A backlash is beginning to be felt throughout the auditing profession in Europe over proposed changes to accountancy rules covering combinations and mergers.Several non-governmental organizations, such as the European Federation of Accountants (FEE), the European Financial Advisory Group (EFRAG) - which represents a broader range of interest groups - and the Union of Industrial and Employers' Confederations of Europe (UNICE), are skeptical of what the International Accounting Standards Board has put forth in its proposal.

In June, the IASB published joint proposals to improve and align IFRS Section 3 from the new International Financial Reporting Standards. If the revisions, described by some as "radical," finally clear the hurdle of acceptance, they would become effective throughout the EU beginning Jan. 1, 2007.

A primary driver for the IFRS 3 revisions was to improve financial reporting by requiring the "acquisition method" to be applied to a greater range of business combinations. In future they would include true mergers, that is, combinations of mutual entities, plus those achieved by contract alone. The revision would require the acquiring body to recognize an acquiree at its full fair value, which would be measured at the acquisition date. Currently, acquired business is recognized at its accumulated cost.

However, the NGOs quickly point out that their objections are to the particular proposals, and in no way undermine their overall support for bringing IFRS and U.S. generally accepted accounting principles in line.

The exposure draft proposes that receivables (including loans) being acquired would also be measured at fair value. Therefore, the acquirer could no longer use separate valuations for unpaid debts. In addition, an identifiable asset or liability would be measured at fair value, even if the amount of the future benefits were contingent on the occurrence of one or more uncertain future events.

After recognition, such an asset would be accounted for under other sections of IFRS - IAS 38, Intangible Assets, or IAS 39, Financial Instruments: Recognition and Measurement.

Last year, the IASB had indicated that there would be future amendments to the present IFRS 3, which it then described as being in "interim" form. Early this summer, it issued an exposure draft of its proposals for the Phase II project. These are subject to comments to be submitted before Oct. 28, 2005.

Big Four firm Deloitte, in a special issue of its Web newsletter, expanded on details of the proposals. It noted that direct costs of the combination, which are currently included in the cost of acquisition, would be expensed as incurred. All of the acquiree's goodwill would be then recognized, even where less than 100 percent of the subsidiary were held.

Overall, the combinations project sets an important precedent. It demonstrates both the willingness and the ability of the IASB and of the U.S. Financial Accounting Standards Board to work together on relevant issues. It is pioneering in spirit, in the sense that there are currently several other projects being worked on by joint teams. However, if the path ahead for IFRS 3 looks rocky, in the U.S. the equivalent path is not likely to be much smoother.
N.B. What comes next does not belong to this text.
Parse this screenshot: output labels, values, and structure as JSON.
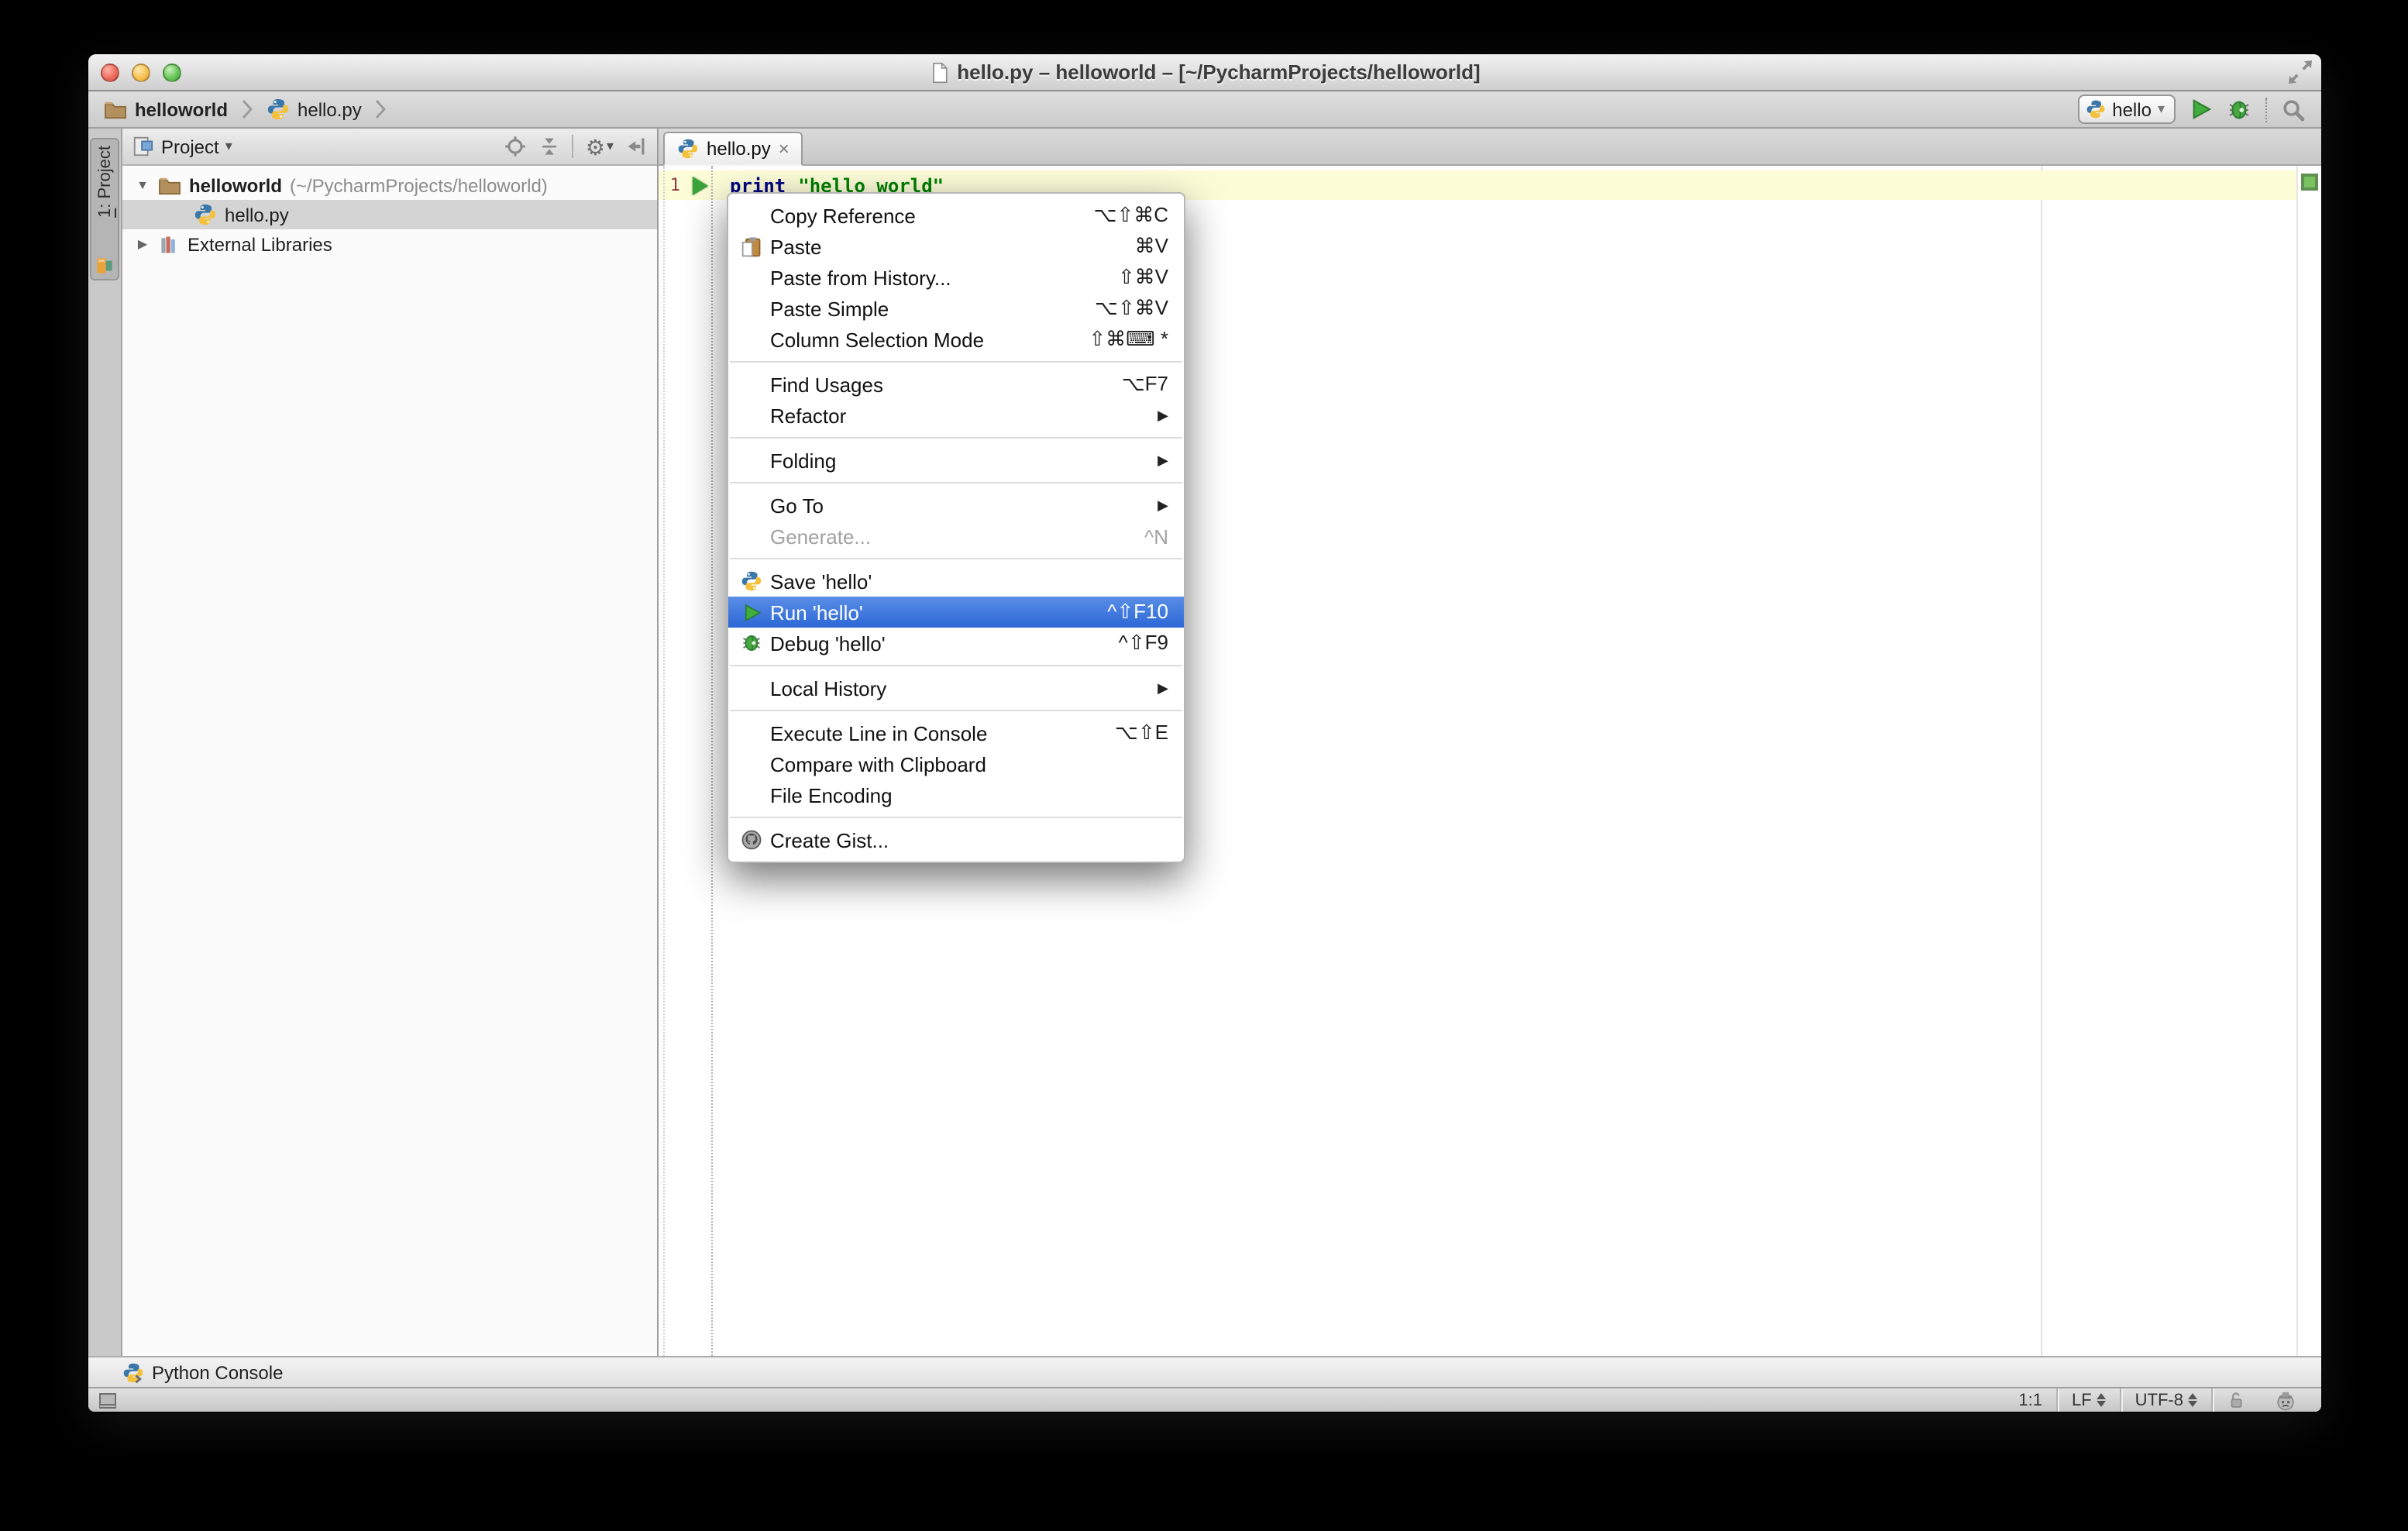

The FEE expressed difficulties over the increased use of fair value. "This is an issue because fair value requires management's judgment when there is no active market," said the FEE's Catherine Ameye. She pointed out that "reliability of value is key for auditors. The difficulty gets worse with contingent assets or liabilities."

Meanwhile, EFRAG found proposals over recognition and measurement criteria to be not consistent with the existing conceptual framework of the IFRS, which came into effect in Europe on January 1 this year, and which is more principles-based than the U.S. GAAP rules.

An example of what EFRAG is referring to is the conjectured moving of the probability criterion from recognition to measurement. EFRAG believes that the "major changes in concepts should be discussed in the framework project first."

EFRAG maintained that the proposed changes would result in an increased use of fair value. "This requires in many circumstances a high degree of judgment ... where there is a lack of market information."

UNICE, an employer's organization representing millions of companies in Europe, confirmed that, indeed, European business has problems with the revision as well, primarily that the reaction-time constraint is too tight. In a letter, UNICE stated that the Phase II project "severely disrupts this course of improvement, raising again the deepest concerns that we have had in the past with the IASB in implementing fundamental changes to the underlying accounting concepts."

It believes that the current draft of amendments to IFRS 3 "ought to be frozen, pending the issue and discussion of the measurement issue." UNICE does, however, reaffirm its support for international convergence. Like EFRAG, it advocated "conceptual issues being raised first and standards being set after agreement on the concepts has been reached."

The IASB said that there was no intention in Phase II of introducing changes to accounting concepts. Rather, the new proposal should be viewed as a continuation of the work that started with IFRS 3, explained senior project manager Dr. Alan Teixeira.

The project seeks to apply concepts in the framework and not to change those concepts, Teixeira told Accounting Today. "Of course, the project proposed some important changes to the accounting for business combination in IFRS and U.S. GAAP. However, many of these changes arise from what the board believes is a more appropriate application of concepts in the framework."

"The principle of measuring the assets acquired and liabilities assumed in a business combination at the acquisition-date fair values was already embedded in the current version of IFRS 3," he said.